O aporte financeiro para a assistência social também permite uma maior autonomia aos gestores municipais, que poderão aplicar os recursos de acordo com as demandas e necessidades locais da população em situação de vulnerabilidade e risco social, com a devida aprovação do Conselho Municipal de Assistência Social (CMAS). O processo de execução do recurso é acompanhado e monitorado pelo Governo Estadual.

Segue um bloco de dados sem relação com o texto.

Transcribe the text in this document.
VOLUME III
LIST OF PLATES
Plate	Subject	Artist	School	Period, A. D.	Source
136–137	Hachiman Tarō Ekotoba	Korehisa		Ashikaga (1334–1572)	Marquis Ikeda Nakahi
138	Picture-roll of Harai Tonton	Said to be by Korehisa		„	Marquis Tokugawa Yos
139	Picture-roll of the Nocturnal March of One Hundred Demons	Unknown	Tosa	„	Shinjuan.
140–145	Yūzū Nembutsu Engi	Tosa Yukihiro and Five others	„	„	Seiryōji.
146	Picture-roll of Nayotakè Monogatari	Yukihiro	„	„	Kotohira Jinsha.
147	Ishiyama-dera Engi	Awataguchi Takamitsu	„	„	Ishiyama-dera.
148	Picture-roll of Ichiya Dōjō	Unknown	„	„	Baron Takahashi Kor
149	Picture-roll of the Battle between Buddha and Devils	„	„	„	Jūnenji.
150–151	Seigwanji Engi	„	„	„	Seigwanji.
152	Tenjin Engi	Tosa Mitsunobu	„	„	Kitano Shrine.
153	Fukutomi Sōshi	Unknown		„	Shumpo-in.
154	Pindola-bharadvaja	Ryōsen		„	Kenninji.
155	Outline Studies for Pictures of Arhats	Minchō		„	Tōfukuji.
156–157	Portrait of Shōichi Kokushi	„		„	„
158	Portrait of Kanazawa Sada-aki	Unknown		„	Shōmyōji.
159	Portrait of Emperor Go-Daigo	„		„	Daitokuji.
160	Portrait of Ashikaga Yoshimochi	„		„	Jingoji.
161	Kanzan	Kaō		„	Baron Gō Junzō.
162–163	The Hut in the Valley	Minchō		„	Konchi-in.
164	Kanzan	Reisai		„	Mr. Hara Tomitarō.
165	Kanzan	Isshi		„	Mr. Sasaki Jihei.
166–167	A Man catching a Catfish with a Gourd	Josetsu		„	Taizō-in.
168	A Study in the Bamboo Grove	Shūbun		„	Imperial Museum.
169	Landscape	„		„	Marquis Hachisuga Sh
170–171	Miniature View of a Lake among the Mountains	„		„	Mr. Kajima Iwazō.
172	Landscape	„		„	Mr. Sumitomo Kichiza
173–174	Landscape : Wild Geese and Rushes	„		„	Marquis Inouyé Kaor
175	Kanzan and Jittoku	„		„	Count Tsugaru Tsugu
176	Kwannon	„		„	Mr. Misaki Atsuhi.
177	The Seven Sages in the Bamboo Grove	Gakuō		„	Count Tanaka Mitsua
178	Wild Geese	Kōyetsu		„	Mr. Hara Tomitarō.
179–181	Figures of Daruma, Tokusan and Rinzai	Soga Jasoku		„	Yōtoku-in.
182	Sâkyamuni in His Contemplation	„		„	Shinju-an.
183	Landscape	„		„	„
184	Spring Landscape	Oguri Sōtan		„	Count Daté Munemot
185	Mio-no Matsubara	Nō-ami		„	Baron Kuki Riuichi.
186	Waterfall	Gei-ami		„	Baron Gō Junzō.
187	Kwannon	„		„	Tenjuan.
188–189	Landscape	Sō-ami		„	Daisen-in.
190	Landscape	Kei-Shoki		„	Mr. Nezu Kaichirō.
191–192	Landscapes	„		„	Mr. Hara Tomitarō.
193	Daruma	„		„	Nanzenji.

Leia mais:  Fevereiro Laranja: mês da conscientização sobre leucemia reforça importância do diagnóstico

FUNDO A FUNDO – O repasse total do PPAS I aos 312 municípios vai somar R$ 23,4 milhões por ano, sendo que R$ 10,5 milhões são referentes à ampliação anunciada nesta terça-feira. O valor será repassado fundo a fundo por meio da transferência dos recursos do Fundo Estadual de Assistência Social para os Fundos Municipais de Assistência Social.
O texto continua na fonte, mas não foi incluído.